Aprile, de Nanni Moretti (Itália, 1998)
Os que viram "Caro Diário" já foram apresentados ao estilo extremamente pessoal de Nanni Moretti, que realizou naquele um filme que misturava ficção, documentário, um diário pessoal e uma crônica da atualidade. Neste sentido, "Aprile" é uma continuação exata do filme, com uma diferença: neste novo esforço Moretti acerta a mão num daqueles momentos mágicos de um criador ( doa quais temos outro exemplo em cartaza, "Hana-Bi" ) onde tudo se encaixa e ele consegue realizar uma obra-prima. Sim, pois é isso que "Aprile" é: uma obra-prima. Moretti junta num filme uma crônica sobre a Itália dos anos 90 com suas vivências pessoais de quem vai ser pai, com a angústia de um cineasta em busca de caminhos artísticos para sua obra.
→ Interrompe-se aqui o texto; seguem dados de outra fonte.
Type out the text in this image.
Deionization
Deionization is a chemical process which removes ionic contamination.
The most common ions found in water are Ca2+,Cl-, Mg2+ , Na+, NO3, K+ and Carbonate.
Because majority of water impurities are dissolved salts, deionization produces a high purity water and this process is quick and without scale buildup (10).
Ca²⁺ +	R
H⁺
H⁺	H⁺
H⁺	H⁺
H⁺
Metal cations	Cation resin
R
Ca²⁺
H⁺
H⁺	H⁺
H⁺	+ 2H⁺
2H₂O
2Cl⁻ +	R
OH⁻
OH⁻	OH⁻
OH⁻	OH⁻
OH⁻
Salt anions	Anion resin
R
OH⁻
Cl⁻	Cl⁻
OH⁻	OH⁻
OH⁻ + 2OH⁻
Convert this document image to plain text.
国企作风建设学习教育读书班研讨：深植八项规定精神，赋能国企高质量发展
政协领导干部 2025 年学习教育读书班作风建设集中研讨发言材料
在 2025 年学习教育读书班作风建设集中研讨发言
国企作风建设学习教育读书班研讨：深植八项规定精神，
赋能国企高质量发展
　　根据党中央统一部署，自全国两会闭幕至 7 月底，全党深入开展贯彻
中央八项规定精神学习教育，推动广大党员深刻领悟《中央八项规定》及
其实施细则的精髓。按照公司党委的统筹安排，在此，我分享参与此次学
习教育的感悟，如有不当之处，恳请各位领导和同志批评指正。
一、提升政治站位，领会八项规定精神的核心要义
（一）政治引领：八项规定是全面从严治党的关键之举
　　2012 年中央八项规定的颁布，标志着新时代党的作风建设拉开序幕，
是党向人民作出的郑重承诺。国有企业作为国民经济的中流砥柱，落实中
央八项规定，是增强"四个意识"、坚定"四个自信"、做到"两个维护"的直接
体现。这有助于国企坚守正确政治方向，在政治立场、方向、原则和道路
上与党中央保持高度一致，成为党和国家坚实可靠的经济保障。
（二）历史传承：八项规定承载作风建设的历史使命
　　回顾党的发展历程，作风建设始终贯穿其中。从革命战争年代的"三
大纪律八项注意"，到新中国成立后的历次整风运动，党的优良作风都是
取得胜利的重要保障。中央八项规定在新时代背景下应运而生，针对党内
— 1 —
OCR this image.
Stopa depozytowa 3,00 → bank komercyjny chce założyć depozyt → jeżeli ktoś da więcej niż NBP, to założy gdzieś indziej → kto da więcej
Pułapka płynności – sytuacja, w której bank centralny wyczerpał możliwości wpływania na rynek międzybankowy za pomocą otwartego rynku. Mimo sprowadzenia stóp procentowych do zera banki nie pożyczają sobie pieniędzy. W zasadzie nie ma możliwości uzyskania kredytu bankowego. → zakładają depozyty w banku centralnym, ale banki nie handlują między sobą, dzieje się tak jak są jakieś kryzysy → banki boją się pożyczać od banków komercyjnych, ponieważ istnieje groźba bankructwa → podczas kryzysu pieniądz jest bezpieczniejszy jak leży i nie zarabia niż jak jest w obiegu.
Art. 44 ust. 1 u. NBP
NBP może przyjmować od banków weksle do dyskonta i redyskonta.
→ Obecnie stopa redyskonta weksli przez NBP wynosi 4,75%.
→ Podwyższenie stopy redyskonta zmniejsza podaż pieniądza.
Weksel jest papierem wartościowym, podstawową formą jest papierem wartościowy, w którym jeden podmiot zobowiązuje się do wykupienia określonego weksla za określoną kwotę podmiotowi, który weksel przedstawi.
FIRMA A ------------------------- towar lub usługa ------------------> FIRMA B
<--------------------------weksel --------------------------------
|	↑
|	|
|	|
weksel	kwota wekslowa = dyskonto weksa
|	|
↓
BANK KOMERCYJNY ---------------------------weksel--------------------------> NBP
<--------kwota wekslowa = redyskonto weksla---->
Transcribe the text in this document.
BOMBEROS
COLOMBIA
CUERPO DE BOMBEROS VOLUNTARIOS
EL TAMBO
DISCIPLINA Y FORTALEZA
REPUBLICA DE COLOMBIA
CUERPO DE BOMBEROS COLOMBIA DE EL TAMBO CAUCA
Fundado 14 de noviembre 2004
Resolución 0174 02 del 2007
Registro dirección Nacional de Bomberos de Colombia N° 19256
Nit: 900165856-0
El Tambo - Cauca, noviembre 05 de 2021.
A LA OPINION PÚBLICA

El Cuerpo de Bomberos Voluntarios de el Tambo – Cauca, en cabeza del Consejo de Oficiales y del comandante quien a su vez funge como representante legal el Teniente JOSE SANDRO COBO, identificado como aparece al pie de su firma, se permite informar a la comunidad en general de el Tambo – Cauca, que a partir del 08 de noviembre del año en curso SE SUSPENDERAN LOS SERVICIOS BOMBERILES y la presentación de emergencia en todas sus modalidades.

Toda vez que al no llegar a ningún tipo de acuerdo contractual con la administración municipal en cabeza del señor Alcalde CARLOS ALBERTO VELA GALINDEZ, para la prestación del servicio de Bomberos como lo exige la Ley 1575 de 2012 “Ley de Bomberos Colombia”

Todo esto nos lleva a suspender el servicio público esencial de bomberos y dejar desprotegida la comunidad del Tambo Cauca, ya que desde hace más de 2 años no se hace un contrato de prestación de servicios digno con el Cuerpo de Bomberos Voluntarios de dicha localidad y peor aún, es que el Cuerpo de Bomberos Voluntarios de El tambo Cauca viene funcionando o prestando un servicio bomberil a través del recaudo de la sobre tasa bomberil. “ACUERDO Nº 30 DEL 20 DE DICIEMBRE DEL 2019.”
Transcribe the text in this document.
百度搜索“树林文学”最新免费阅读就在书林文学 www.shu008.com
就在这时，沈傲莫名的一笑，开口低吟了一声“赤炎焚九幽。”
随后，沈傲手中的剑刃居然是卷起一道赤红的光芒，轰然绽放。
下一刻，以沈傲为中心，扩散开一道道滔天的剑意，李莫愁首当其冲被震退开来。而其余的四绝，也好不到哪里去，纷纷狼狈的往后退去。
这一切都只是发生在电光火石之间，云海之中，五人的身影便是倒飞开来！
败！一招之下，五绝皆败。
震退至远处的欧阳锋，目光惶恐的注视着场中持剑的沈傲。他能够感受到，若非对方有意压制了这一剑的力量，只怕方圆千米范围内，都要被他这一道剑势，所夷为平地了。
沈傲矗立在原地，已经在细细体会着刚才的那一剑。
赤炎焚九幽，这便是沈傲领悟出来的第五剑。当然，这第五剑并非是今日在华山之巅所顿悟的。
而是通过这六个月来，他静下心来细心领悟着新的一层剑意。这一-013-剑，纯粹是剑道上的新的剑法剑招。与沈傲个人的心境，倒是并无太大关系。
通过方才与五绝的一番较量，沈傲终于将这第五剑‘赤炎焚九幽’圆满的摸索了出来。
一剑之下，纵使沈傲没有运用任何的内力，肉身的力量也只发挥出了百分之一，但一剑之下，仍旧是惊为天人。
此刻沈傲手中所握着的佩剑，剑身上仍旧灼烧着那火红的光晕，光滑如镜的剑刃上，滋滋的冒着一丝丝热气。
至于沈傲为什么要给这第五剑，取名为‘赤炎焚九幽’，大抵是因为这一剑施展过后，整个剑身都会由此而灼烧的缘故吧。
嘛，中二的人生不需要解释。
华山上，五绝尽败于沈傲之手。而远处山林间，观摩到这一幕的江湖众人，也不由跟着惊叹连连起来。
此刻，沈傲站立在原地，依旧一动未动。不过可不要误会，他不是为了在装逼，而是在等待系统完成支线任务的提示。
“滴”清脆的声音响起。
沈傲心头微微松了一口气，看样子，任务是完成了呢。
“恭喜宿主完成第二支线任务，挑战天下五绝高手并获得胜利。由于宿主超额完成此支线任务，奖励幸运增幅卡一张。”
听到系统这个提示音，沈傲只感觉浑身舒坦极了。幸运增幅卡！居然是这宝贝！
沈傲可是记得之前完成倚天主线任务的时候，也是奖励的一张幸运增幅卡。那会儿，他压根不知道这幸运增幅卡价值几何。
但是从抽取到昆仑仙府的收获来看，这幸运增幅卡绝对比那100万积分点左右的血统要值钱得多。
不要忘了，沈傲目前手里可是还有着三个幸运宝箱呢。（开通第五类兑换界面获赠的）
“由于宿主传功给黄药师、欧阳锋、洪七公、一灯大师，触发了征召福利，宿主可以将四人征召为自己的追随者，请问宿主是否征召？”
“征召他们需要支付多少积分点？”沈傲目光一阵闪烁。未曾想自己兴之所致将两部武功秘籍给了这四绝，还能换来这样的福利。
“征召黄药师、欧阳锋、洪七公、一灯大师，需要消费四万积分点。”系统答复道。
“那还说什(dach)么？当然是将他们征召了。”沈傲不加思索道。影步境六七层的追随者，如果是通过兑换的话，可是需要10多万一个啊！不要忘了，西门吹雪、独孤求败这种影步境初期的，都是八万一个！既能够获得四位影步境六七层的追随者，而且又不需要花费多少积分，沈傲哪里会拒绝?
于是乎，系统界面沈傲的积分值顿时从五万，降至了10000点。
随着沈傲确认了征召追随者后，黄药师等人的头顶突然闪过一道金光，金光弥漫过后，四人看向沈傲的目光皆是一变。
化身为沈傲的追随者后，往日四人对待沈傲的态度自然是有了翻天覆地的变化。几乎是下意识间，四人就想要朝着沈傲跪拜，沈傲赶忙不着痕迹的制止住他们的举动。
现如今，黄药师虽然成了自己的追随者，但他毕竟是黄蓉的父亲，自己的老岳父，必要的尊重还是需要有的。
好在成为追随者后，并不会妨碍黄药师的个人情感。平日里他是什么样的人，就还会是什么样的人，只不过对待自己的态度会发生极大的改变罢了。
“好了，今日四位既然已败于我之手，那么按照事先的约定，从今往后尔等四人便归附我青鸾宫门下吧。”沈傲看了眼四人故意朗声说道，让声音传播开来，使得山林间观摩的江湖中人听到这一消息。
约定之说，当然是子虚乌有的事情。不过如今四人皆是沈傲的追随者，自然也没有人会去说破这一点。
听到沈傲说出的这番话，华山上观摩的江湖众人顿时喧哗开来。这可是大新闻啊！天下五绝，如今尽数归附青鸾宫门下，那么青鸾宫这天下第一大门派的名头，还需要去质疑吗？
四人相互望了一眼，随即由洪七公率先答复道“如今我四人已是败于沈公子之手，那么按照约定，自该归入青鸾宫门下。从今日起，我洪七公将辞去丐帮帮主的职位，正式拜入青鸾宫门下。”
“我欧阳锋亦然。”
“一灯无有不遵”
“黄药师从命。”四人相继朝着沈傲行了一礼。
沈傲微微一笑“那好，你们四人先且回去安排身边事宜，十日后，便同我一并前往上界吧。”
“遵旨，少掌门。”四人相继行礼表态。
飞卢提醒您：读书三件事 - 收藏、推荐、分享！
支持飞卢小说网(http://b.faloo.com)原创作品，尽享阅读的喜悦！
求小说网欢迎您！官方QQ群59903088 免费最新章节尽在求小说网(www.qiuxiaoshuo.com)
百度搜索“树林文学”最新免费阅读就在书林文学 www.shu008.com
O resultado é um filme ímpar no qual a alma de um país, os percalços de um criador e a grandeza do ser humano são misturados, e todos muito bem delineados.O formato episódico que às vezes complicava a fluência de "Caro Diário" funciona às mil maravilhas aqui, porque Moretti vai e vem e de fato extermina as fronteiras entre sua história pessoal e a da Itália. Como resultado o filme flui de forma deliciosa, com tiradas geniais, e cenas belíssimas. Não se enganem os que pensam que o que Moretti faz é como um home video documental, que qualquer um poderia fazer. A narrativa de "Aprile" é muito estudada e sua dramaturgia impecável. O fato de seu assunto ser o próprio Moretti, seu trabalho e seu país, apenas consegue dar ao filme uma genuinidade que de outra forma não seria possível, dado o desprendimento e intimidade de Moretti com os envolvidos. No entanto, cenas como a da passeata dos guarda-chuvas, do passeio de lambreta, do discurso em Hyde Park, do embrulho em jornais, nada disso é ocasional e sim fruto de um olhar emocional e estético de um grande cineasta observador da vida.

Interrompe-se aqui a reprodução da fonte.